Блу Джемисон! Они вместе учились в школе. Блу был очень милым, но болезненным мальчиком, постоянно пропускал занятия и очень страдал из-за того, что сильно проигрывает своим сверстникам в физическом развитии.
А еще она знала его отца. Бен Джемисон был семейным врачом Уэстморов.
Кенни тяжело сглотнула, вспомнив, как в последний раз сидела в приемной доктора Джемисона. Сочельник. Восемь лет назад. Это был худший день в ее жизни.
— Привет! Рада видеть тебя, Блу! — Она взяла конверты. — Сколько лет, сколько зим!
— Ухаживаешь за собственным садом, да? А ты изменилась! Та Кендра, которую я знал, не стала бы пачкать свои хорошенькие ручки! — Его простодушная улыбка лишала его слова всякого яда. — В чем дело? Деньжат не хватает?
Она засмеялась.
— Да нет, не в этом дело! Просто я еще не успела нанять садовника, мое объявление должно появиться в сегодняшней «Лейквью газет». Дедушка в последние шесть лет пользовался услугами садовой компании, но я не хочу обращаться к ним.
— Да, мистер Уэстмор обратился в садовую компанию после смерти Дэнни Спенсера. Какая была трагедия — ты, конечно, об этом слышала?
— Нет. А что случилось?
— Сын Дэнни, Джек, и его жена Морин возили старика в Ванкувер в день его шестидесятипятилетия на какой-то особенный хоккейный матч, который он хотел посмотреть…
— Я не знала, что у Броуди был брат.
— Джек был на пятнадцать лет старше Броуди. Отличный парень, работал в «Роял бэнк». Однако на обратном пути они попали в грозу, и какой-то пикап, у которого отказали тормоза, врезался в «пинто» Джека. Все погибли. Только Дэнни прожил еще неделю или около того, но…
Кендра почувствовала, как вся покрывается гусиной кожей.
— Какой ужас!
— Люди говорят, что после этого несчастного случая Броуди очень изменился. Причем в лучшую сторону…

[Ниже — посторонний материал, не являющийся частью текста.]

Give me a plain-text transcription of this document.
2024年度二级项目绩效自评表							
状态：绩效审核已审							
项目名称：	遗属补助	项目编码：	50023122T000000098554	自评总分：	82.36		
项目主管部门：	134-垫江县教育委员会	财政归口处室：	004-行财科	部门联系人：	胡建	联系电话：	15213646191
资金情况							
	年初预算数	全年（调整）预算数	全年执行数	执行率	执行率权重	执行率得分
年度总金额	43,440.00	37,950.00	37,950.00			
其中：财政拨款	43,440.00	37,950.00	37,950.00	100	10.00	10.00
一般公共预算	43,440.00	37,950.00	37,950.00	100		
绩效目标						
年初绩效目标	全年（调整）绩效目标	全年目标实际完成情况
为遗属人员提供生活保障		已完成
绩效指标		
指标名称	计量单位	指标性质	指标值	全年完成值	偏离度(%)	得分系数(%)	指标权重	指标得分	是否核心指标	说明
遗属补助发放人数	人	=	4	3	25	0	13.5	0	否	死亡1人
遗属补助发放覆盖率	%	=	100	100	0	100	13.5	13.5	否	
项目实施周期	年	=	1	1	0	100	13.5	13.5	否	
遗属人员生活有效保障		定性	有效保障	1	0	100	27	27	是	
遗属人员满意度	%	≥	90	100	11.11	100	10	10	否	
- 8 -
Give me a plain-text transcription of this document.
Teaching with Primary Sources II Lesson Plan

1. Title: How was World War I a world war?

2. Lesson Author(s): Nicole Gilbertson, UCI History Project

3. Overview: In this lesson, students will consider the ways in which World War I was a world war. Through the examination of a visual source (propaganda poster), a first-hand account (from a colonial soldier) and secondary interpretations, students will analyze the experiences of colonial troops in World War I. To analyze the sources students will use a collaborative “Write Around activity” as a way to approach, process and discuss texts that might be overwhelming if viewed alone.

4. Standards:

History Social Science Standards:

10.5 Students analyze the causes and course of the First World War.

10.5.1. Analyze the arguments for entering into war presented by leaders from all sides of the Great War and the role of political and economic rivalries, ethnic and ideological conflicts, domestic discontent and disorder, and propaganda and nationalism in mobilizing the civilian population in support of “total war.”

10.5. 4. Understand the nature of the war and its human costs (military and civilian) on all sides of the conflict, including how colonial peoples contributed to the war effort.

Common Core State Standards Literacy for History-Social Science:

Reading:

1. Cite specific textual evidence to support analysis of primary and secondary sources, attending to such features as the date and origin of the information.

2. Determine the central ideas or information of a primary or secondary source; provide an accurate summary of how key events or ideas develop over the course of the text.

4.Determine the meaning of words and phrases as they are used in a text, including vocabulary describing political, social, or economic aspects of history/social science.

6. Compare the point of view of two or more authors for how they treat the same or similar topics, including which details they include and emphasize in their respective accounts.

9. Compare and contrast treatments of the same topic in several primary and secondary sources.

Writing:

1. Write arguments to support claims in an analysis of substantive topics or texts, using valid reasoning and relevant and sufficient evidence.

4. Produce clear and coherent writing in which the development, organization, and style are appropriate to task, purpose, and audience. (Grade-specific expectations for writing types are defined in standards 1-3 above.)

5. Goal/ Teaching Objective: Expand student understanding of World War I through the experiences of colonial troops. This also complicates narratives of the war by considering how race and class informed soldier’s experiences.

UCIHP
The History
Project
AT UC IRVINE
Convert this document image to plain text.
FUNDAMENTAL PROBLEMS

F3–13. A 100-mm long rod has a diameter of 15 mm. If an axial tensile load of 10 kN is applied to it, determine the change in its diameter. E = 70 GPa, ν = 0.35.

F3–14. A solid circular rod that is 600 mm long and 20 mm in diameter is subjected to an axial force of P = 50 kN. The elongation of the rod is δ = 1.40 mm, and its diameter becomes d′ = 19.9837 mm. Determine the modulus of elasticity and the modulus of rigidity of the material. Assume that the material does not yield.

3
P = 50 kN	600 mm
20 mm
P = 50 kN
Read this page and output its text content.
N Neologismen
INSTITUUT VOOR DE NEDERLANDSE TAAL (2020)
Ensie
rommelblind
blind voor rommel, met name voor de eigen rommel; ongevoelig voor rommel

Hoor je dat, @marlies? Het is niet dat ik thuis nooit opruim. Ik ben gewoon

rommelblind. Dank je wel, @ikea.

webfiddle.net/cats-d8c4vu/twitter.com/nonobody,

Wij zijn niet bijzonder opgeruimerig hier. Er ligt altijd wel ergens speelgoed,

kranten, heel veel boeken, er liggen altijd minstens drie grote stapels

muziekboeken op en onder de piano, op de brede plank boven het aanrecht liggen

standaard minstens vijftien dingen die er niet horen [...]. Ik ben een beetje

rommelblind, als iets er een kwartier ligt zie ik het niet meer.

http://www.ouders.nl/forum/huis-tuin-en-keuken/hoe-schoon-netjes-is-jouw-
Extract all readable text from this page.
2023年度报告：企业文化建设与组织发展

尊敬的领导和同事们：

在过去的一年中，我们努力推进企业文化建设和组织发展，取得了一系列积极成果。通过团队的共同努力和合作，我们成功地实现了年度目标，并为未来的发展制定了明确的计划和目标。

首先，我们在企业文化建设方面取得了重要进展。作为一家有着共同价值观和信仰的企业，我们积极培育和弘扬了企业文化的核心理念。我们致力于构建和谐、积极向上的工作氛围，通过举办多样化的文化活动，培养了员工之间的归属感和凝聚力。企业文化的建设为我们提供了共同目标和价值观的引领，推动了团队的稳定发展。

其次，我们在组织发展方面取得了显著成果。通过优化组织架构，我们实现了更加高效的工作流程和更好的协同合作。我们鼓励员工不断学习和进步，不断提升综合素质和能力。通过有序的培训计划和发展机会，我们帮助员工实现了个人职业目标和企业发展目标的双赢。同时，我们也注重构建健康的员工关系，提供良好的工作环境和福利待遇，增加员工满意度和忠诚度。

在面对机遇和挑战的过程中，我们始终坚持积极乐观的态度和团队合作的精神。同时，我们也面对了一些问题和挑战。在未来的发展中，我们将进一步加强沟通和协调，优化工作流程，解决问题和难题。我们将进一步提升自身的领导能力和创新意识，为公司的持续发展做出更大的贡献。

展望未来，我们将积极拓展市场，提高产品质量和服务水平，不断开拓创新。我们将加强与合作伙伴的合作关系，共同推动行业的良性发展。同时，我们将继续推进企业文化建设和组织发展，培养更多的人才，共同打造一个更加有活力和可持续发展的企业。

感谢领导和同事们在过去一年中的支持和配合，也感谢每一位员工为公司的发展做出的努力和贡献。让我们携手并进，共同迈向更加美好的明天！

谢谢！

— Эй, Блу, ты упоминаешь всуе мое имя?
Они обернулись и увидели Броуди, идущего по лужайке с кружкой в руке. Он был на расстоянии нескольких ярдов от них и мало что мог слышать, кроме своего имени.
Блу сгладил неловкость, сказав:
— Просто напоминаю Кендре о старых временах. Ты был крутым малым! Мы все обзавидовались, когда ты купил мотоцикл «Харлей-Дэвидсон».
— Спасибо деньгам деда Кендры! — И прежде чем она успела удивиться, он сухо продолжил: — Правда, за это мне пришлось три лета, как каторжному, пахать в его саду.